The story so far: Flametree.co.uk is an internet company looking to build a portal to help working women 'balance their lives'. Formed by two friends, Jayne Buxton and Rosemary Leith, Flametree has secured nearly £1 million in private financing and the site is now up and running. The company's backers include Ally Svenson, co-founder of the Seattle Coffee Company.
• It has been a month since The Observer caught up with the staff of Flametree, who seem to be multiplying fast. Only a couple of months after its site launched, Flametree has already outgrown its offices in London's Victoria and is now hunting for new premises.
Nothing too expensive, mind. The company does not intend to blow its financing on a plush office suite.
Fortune seems to be smiling on the start-up. Euan Blair's imbibing activities focused the national attention on teenage drinking and parental responsibility, issues which Flametree's array of experts were well qualified to talk about. As anxious parents clicked on to the site looking for guidance on how to keep young Johnny off the Special Brew, Flametree was able to reorientate the Web pages so that they offered advice, case studies and features devoted to the tricky subject of teenage dipsomania.
The site is now generating 24,000 page impressions a week, a figure that delights the founders. Rosemary says: 'The most interesting statistic is that the average time on the site is 14 minutes. With some other sites people just spend 20 minutes a month.'
This all bodes well when it comes to selling advertising and sponsorship space, though this is still no easy feat. The pair admit finding sponsors is time-consuming. 'It's building a relationship' Jayne says. 'It's not like asking somebody to buy a month's supply of water. It's a much deeper, potentially more interesting but therefore more complex area.'
Flametree's portal provides links to a range of e-commerce partners. The childcare link is proving very popular, and Ten UK, an online company which can help you with everything from finding a nanny at short notice to ordering flowers and food for a dinner party, is also benefiting from its alliance with Flametree, which takes a commission for any new custom it generates.

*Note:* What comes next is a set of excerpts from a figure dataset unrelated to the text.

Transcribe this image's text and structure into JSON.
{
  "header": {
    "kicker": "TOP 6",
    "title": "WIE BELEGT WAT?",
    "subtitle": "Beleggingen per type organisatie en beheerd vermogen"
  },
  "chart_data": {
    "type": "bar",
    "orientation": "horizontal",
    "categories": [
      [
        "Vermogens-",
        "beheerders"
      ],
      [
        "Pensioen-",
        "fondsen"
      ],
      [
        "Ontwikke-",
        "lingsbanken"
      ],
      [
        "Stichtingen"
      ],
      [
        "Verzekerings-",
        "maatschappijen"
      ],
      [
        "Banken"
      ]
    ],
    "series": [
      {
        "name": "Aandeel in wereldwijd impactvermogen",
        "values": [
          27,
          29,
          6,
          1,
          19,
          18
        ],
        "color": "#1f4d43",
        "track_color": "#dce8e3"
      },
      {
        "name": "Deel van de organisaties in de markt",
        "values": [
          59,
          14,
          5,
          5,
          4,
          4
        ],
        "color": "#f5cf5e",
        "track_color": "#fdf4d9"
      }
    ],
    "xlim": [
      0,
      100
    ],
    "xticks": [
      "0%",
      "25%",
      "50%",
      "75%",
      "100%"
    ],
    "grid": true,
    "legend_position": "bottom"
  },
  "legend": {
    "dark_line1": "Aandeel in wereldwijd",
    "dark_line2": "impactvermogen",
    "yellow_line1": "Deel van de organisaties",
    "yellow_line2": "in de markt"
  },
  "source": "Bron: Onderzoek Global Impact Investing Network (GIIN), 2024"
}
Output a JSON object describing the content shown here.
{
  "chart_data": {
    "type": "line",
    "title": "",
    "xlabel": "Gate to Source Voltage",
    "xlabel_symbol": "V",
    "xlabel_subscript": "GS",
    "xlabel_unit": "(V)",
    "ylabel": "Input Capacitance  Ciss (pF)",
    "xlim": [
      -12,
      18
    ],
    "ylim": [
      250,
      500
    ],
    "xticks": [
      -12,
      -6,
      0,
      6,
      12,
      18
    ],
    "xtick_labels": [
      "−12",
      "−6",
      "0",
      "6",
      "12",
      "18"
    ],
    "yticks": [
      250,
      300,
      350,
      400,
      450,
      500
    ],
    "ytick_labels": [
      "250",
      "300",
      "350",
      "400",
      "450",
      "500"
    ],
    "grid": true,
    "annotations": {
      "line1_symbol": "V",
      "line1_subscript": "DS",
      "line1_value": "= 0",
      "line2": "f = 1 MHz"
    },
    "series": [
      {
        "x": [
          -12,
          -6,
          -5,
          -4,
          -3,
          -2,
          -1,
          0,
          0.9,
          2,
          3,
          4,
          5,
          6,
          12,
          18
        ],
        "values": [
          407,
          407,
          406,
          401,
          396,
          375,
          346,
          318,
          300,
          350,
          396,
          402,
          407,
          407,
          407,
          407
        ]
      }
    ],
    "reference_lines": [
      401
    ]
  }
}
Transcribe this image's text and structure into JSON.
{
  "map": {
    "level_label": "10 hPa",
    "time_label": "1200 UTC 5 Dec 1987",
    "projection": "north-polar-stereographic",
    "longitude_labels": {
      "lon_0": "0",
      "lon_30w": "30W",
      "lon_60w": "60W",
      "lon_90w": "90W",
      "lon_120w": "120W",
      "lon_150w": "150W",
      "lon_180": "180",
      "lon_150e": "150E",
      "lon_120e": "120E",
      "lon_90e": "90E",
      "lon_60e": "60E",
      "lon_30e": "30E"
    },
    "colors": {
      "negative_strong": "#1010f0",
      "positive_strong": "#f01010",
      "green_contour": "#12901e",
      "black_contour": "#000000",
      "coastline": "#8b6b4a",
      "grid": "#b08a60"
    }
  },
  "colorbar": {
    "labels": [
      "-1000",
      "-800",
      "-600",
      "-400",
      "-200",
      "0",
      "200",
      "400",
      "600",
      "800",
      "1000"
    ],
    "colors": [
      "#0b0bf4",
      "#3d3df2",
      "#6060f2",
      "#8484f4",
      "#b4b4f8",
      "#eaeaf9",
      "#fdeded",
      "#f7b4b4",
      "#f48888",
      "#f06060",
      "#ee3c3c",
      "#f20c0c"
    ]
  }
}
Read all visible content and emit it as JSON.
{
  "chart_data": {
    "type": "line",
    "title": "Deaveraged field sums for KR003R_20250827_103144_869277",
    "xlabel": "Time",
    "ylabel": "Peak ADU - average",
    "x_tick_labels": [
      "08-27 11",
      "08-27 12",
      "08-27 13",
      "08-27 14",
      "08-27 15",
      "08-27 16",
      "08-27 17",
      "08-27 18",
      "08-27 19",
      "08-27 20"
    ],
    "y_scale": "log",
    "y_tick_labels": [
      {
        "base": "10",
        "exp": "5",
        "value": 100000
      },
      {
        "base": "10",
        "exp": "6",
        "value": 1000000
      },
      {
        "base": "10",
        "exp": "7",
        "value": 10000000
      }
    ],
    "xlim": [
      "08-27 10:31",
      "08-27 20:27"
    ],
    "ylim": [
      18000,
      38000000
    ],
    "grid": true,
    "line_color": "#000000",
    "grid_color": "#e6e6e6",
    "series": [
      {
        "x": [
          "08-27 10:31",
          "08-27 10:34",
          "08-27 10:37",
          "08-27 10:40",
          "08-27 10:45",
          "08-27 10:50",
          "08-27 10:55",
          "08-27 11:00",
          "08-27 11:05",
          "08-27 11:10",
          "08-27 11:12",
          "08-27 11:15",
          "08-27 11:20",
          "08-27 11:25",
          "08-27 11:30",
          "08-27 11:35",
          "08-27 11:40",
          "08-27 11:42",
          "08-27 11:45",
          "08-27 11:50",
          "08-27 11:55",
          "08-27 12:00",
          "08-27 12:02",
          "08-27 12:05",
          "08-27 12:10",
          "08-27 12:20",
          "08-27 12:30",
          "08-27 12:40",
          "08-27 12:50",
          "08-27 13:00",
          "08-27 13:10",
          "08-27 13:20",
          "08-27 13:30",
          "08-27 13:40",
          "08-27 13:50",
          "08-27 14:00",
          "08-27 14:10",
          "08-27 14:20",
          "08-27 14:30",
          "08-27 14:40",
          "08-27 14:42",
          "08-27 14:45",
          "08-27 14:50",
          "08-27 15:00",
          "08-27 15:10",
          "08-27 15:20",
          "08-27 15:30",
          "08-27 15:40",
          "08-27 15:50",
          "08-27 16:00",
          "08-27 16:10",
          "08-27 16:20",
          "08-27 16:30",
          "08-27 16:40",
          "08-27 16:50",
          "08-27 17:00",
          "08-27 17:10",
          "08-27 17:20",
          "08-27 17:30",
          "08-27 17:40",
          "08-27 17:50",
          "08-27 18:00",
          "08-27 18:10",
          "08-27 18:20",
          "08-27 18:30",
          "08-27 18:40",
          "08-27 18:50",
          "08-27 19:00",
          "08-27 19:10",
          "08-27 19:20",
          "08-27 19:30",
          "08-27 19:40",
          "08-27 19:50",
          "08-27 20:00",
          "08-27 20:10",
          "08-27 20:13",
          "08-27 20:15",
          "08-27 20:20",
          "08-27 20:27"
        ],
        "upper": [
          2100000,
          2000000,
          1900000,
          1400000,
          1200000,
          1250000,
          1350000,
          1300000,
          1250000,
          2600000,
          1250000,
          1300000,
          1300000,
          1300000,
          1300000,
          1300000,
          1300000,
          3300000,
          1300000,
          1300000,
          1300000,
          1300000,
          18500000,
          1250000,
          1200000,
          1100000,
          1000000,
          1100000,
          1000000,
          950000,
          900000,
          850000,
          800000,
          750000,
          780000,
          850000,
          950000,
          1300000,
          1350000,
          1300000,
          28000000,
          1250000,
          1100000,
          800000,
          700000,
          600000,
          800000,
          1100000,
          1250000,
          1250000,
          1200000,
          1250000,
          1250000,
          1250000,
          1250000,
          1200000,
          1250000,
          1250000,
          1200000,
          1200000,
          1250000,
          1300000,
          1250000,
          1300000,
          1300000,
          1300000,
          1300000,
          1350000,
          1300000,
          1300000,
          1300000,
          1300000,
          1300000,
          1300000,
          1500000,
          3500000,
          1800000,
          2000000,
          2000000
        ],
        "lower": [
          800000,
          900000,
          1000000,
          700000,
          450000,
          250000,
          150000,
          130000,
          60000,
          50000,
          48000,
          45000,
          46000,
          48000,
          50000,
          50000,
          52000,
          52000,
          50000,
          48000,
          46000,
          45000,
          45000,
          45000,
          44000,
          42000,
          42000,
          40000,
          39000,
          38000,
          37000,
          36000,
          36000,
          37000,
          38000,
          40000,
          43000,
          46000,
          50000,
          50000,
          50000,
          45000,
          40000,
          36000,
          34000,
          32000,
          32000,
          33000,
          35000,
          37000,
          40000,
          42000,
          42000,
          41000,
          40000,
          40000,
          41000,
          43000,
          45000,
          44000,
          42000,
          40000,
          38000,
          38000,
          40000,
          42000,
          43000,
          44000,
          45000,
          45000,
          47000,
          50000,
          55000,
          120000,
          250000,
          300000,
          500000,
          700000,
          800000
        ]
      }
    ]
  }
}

Given the fact that the company is still finding its feet, emphasis is currently on prioritising. Flametree's founders know they cannot do everything perfectly from the start, so they are using focus groups to decide which parts of the site they should concentrate on improving. 'You've got to concentrate on the core before you start branching out,' Jayne says.
The site's forums are running smoothly, and its webmaster has so far not felt compelled to throw anyone out of the discussion rooms. Chris, Flametree's content and technology manager, has programmed the site's software to alert him if the forum users type one of four banned swear words, but no one has yet felt the urge to be profane.
However, some of the topics discussed are creating a stir. One woman's suggestions that the best way to get children to go to sleep was to zip them into tents generated an uproar.
Getting the site listed with the search engines is now proving one of the firm's biggest challenges. 'It's a real marketing exercise,' Jayne says. The trick is to create the right key words so that search engine users will find the site. 'Do it incorrectly, then you've had it,' says Chris sternly. Companies which are too 'enthusiastic' with their descriptions can fall foul of the search engines - a serious no-no.
But, all in all, things are going well. 'There's a rhythm to it,' says Rosemary.